La Fédération sportive et gymnique du travail : pour une histoire populaire du sport ?


Le Couac a envoyé ses sportifs les plus amateurs sur les traces passées et actuelles de la FSGT, pour éclaircir un peu les pratiques amatrices et populaires du sport.

Un lundi soir de fin novembre, stade de Cellieu, une demie heure de route de Sainté sous la bruine et dans la nuit déjà tombée. Quelques degrés au dessus de zéro, un demi vestiaire et son sol en carrelage froid : on se caille et il va bien falloir enfiler un short et un maillot. Mais qu’est-ce qu’on fait là ? Sûr que sans une bonne raison on serait partout ailleurs, quelque part au chaud en tout cas. La bonne raison, comme tous les lundis, c’est un match de foot à 7 dans le cadre du championnat amateur organisé par la FSGT (Fédération sportive et gymnique du travail).

Magie de ces compétitions amatrices qui vous font sortir de votre bout de stade de centre ville, pour aller cracher ses poumons contre d’autres énergumènes qu’on aurait sûrement jamais croisés de nos vies sans ce prétexte. Pas simple de l’avoir en tête au moment d’entrer sur le terrain, mais à la FSGT, les championnats amateurs, c’est tout une histoire, des combats, des pages et des pages de compte-rendu pédagogiques, pas mal de politique et des milliers de gens qui se sont essayés à tout un tas de sports. Retour partiel sur ce qu’est cette fédération et ce qu’elle nous renvoie de nos pratiques sportives.

La FSGT : pratiques actuelles du sport amateur en compétition

Pour nous qui écrivons cet article, la FSGT c’est d’abord le foot à 7, activité « phare » de la FSGT, créé par elle et qui représente dans la Loire la moitié des licencié.es. Comme tous les autres sports proposés par cette fédération, l’activité est gérée collectivement au sein d’une commission départementale d’activité, qui entre autres élabore et peut réajuster les règles de la pratique en question. À la FSGT, ces commissions ont donc toute la liberté pour revisiter les règles institutionnalisées d’un sport. Pour le foot à 7 par exemple, nous pratiquons la règle de l’auto arbitrage et les tacles y sont interdits. Ce genre de règles spécifiques a un véritable impact sur le déroulement du jeu, où les fautes sont « demandées » par l’équipe qui les subit, discutées entre joueurs mais en principe automatiquement acceptées par l’équipe adverse.

Et c’est l’un des traits caractéristiques de la FSGT. Selon son actuel coordinateur, Lionel Faure, la modification et l’évolution de nombreux règlements sportifs sont constitutives de l’histoire de la FSGT et de ses pratiques.
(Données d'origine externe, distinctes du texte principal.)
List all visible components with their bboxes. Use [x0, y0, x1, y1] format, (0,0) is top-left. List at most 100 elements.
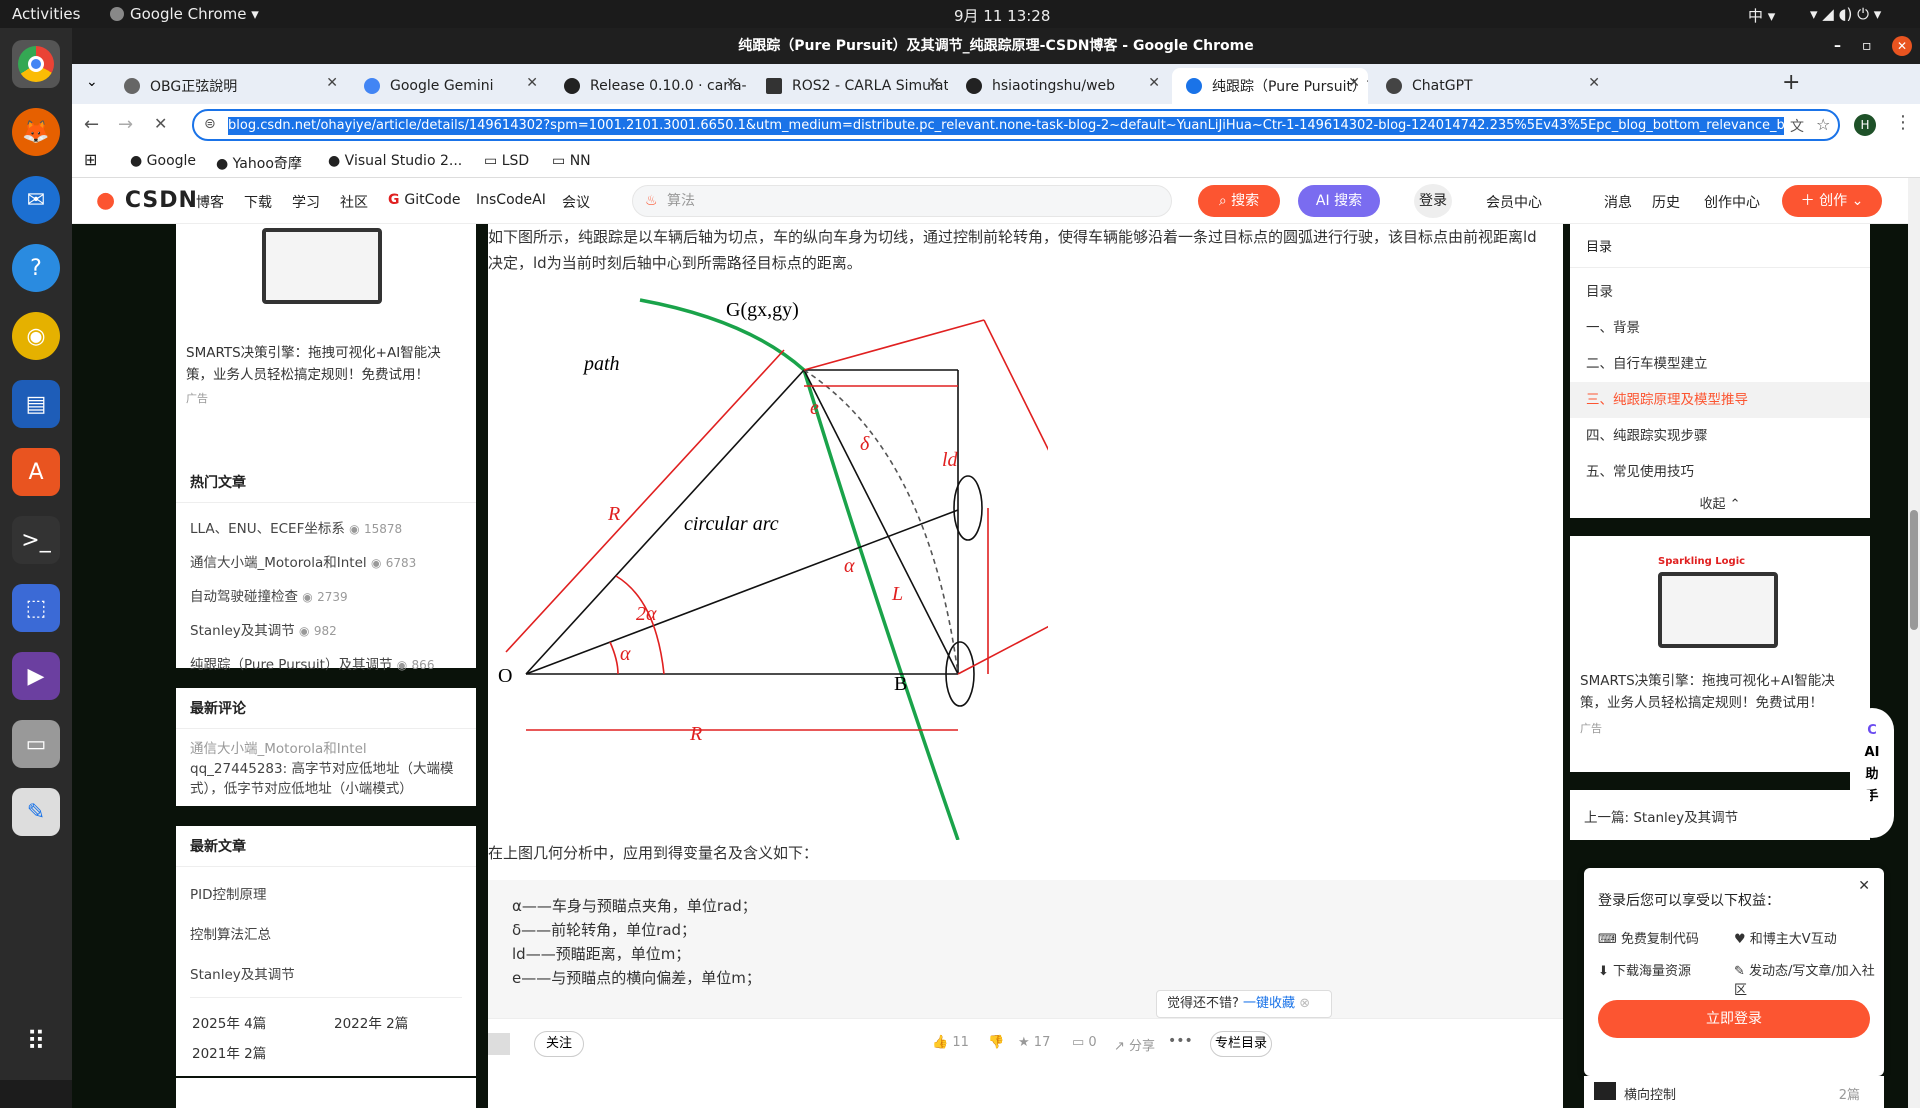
- tab-search-icon[interactable]: ⌄: [86, 74, 98, 90]
- tab-ros2[interactable]: ROS2 - CARLA Simulator ✕: [752, 68, 948, 104]
- search-button[interactable]: ⌕ 搜索: [1198, 185, 1280, 217]
- tab-release[interactable]: Release 0.10.0 · carla-sim✕: [550, 68, 746, 104]
- bookmark-star-icon[interactable]: ☆: [1816, 115, 1830, 134]
- nav-history[interactable]: 历史: [1652, 192, 1680, 212]
- url-text[interactable]: blog.csdn.net/ohayiye/article/details/14…: [228, 117, 1784, 135]
- scrollbar-thumb[interactable]: [1910, 510, 1918, 630]
- terminal-icon[interactable]: >_: [12, 516, 60, 564]
- menu-icon[interactable]: ⋮: [1894, 112, 1912, 133]
- bookmark-visual-studio[interactable]: ● Visual Studio 2...: [328, 153, 462, 169]
- archive-2025[interactable]: 2025年 4篇: [192, 1012, 266, 1032]
- close-tab-icon[interactable]: ✕: [526, 75, 538, 91]
- apps-grid-icon[interactable]: ⊞: [84, 150, 97, 169]
- new-tab-button[interactable]: +: [1782, 70, 1800, 95]
- toc-collapse-button[interactable]: 收起 ⌃: [1570, 490, 1870, 520]
- nav-creator-center[interactable]: 创作中心: [1704, 192, 1760, 212]
- create-button[interactable]: ＋ 创作 ⌄: [1782, 185, 1882, 217]
- csdn-logo[interactable]: ● CSDN: [96, 188, 198, 213]
- minimize-button[interactable]: –: [1834, 28, 1841, 64]
- nav-learn[interactable]: 学习: [292, 192, 320, 212]
- hot-article-item[interactable]: 自动驾驶碰撞检查 ◉ 2739: [190, 585, 462, 605]
- files-icon[interactable]: ▭: [12, 720, 60, 768]
- rhythmbox-icon[interactable]: ◉: [12, 312, 60, 360]
- software-center-icon[interactable]: A: [12, 448, 60, 496]
- latest-article-item[interactable]: PID控制原理: [190, 883, 462, 903]
- right-ad-card[interactable]: Sparkling Logic SMARTS决策引擎：拖拽可视化+AI智能决策，…: [1570, 536, 1870, 772]
- close-popup-icon[interactable]: ✕: [1858, 878, 1870, 894]
- system-status-icons[interactable]: ▾ ◢ ◖) ⏻ ▾: [1810, 5, 1881, 23]
- latest-article-item[interactable]: Stanley及其调节: [190, 963, 462, 983]
- firefox-icon[interactable]: 🦊: [12, 108, 60, 156]
- favorite-toast[interactable]: 觉得还不错? 一键收藏 ⊗: [1156, 990, 1332, 1018]
- left-ad-card[interactable]: SMARTS决策引擎：拖拽可视化+AI智能决策，业务人员轻松搞定规则！免费试用！…: [176, 224, 476, 462]
- translate-icon[interactable]: 文: [1790, 116, 1804, 136]
- libreoffice-writer-icon[interactable]: ▤: [12, 380, 60, 428]
- tab-gemini[interactable]: Google Gemini ✕: [350, 68, 546, 104]
- nav-inscodeai[interactable]: InsCodeAI: [476, 192, 546, 208]
- tab-hsiaotingshu[interactable]: hsiaotingshu/web ✕: [952, 68, 1168, 104]
- tab-obg[interactable]: OBG正弦說明 ✕: [110, 68, 346, 104]
- nav-gitcode[interactable]: G GitCode: [388, 192, 460, 208]
- app-menu[interactable]: Google Chrome ▾: [110, 5, 259, 23]
- forward-icon[interactable]: →: [118, 114, 133, 135]
- thunderbird-icon[interactable]: ✉: [12, 176, 60, 224]
- site-info-icon[interactable]: ⊜: [204, 116, 216, 132]
- toc-item-tips[interactable]: 五、常见使用技巧: [1570, 454, 1870, 490]
- close-toast-icon[interactable]: ⊗: [1299, 996, 1310, 1011]
- login-link[interactable]: 登录: [1414, 184, 1452, 218]
- tab-pure-pursuit[interactable]: 纯跟踪（Pure Pursuit）7 ✕: [1172, 68, 1368, 104]
- video-player-icon[interactable]: ▶: [12, 652, 60, 700]
- activities-button[interactable]: Activities: [12, 5, 80, 23]
- screenshot-icon[interactable]: ⬚: [12, 584, 60, 632]
- chrome-launcher-icon[interactable]: [12, 40, 60, 88]
- stop-icon[interactable]: ✕: [154, 114, 167, 133]
- nav-vip[interactable]: 会员中心: [1486, 192, 1542, 212]
- nav-messages[interactable]: 消息: [1604, 192, 1632, 212]
- toc-item-principle[interactable]: 三、纯跟踪原理及模型推导: [1570, 382, 1870, 418]
- prev-article-card[interactable]: 上一篇: Stanley及其调节: [1570, 790, 1870, 840]
- address-bar[interactable]: ⊜ blog.csdn.net/ohayiye/article/details/…: [192, 109, 1840, 141]
- profile-avatar[interactable]: H: [1854, 114, 1876, 136]
- share-button[interactable]: ↗ 分享: [1114, 1035, 1155, 1054]
- hot-article-item[interactable]: LLA、ENU、ECEF坐标系 ◉ 15878: [190, 517, 462, 537]
- nav-blog[interactable]: 博客: [196, 192, 224, 212]
- close-tab-icon[interactable]: ✕: [726, 75, 738, 91]
- maximize-button[interactable]: ▫: [1862, 28, 1872, 64]
- bookmark-folder-nn[interactable]: ▭ NN: [552, 153, 591, 169]
- nav-meeting[interactable]: 会议: [562, 192, 590, 212]
- toc-item-catalog[interactable]: 目录: [1570, 274, 1870, 310]
- close-tab-icon[interactable]: ✕: [326, 75, 338, 91]
- close-tab-icon[interactable]: ✕: [1148, 75, 1160, 91]
- dislike-icon[interactable]: 👎: [988, 1035, 1004, 1050]
- nav-download[interactable]: 下载: [244, 192, 272, 212]
- text-editor-icon[interactable]: ✎: [12, 788, 60, 836]
- csdn-search-input[interactable]: ♨ 算法: [632, 185, 1172, 217]
- close-tab-icon[interactable]: ✕: [928, 75, 940, 91]
- hot-article-item[interactable]: 纯跟踪（Pure Pursuit）及其调节 ◉ 866: [190, 653, 462, 673]
- author-avatar[interactable]: [488, 1033, 510, 1055]
- help-icon[interactable]: ?: [12, 244, 60, 292]
- toc-item-steps[interactable]: 四、纯跟踪实现步骤: [1570, 418, 1870, 454]
- scrollbar[interactable]: [1908, 178, 1920, 1108]
- ai-search-button[interactable]: AI 搜索: [1298, 185, 1380, 217]
- latest-article-item[interactable]: 控制算法汇总: [190, 923, 462, 943]
- toc-item-background[interactable]: 一、背景: [1570, 310, 1870, 346]
- bookmark-folder-lsd[interactable]: ▭ LSD: [484, 153, 529, 169]
- follow-button[interactable]: 关注: [534, 1031, 584, 1057]
- bookmark-google[interactable]: ● Google: [130, 153, 196, 169]
- column-list-item[interactable]: 横向控制 2篇: [1584, 1076, 1884, 1108]
- back-icon[interactable]: ←: [84, 114, 99, 135]
- bookmark-yahoo[interactable]: ● Yahoo奇摩: [216, 153, 302, 173]
- hot-article-item[interactable]: 通信大小端_Motorola和Intel ◉ 6783: [190, 551, 462, 571]
- hot-article-item[interactable]: Stanley及其调节 ◉ 982: [190, 619, 462, 639]
- more-icon[interactable]: •••: [1168, 1033, 1193, 1049]
- close-tab-icon[interactable]: ✕: [1588, 75, 1600, 91]
- like-button[interactable]: 👍 11: [932, 1035, 969, 1050]
- close-window-button[interactable]: ✕: [1892, 36, 1912, 56]
- column-catalog-button[interactable]: 专栏目录: [1210, 1031, 1272, 1057]
- comment-article-link[interactable]: 通信大小端_Motorola和Intel: [190, 739, 462, 759]
- archive-2022[interactable]: 2022年 2篇: [334, 1012, 408, 1032]
- input-method[interactable]: 中 ▾: [1748, 5, 1775, 26]
- comment-text[interactable]: qq_27445283: 高字节对应低地址（大端模式），低字节对应低地址（小端模…: [190, 759, 462, 799]
- clock[interactable]: 9月 11 13:28: [954, 5, 1050, 26]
C’est dans cette fédération par exemple que les catégories de poids au judo ont été inventées, afin de permettre à chacun-e de pouvoir jouer et faire des compétitions dans une certaine zone de confort. Autre exemple de la liberté permise à la FSGT : l’organisation d’un championnat national de natation, non sélectif comme le sont habituellement les championnats nationaux (sur la base de performances chronométriques en natation). Cela permet à n’importe quel.le licencié.e, quel que soit son niveau, d’aller affronter d’autres nageur.euses à l’autre bout du pays, de voyager avec ses partenaires, de découvrir d’autres villes et de sortir de son bassin habituel. En quelques mots, et contre l’esprit « olympique » visant la performance individuelle et la compétition sans retenue entre adversaires, la FSGT a toujours défendu et promu une approche du sport par le loisir et les cultures qui peuvent y émerger.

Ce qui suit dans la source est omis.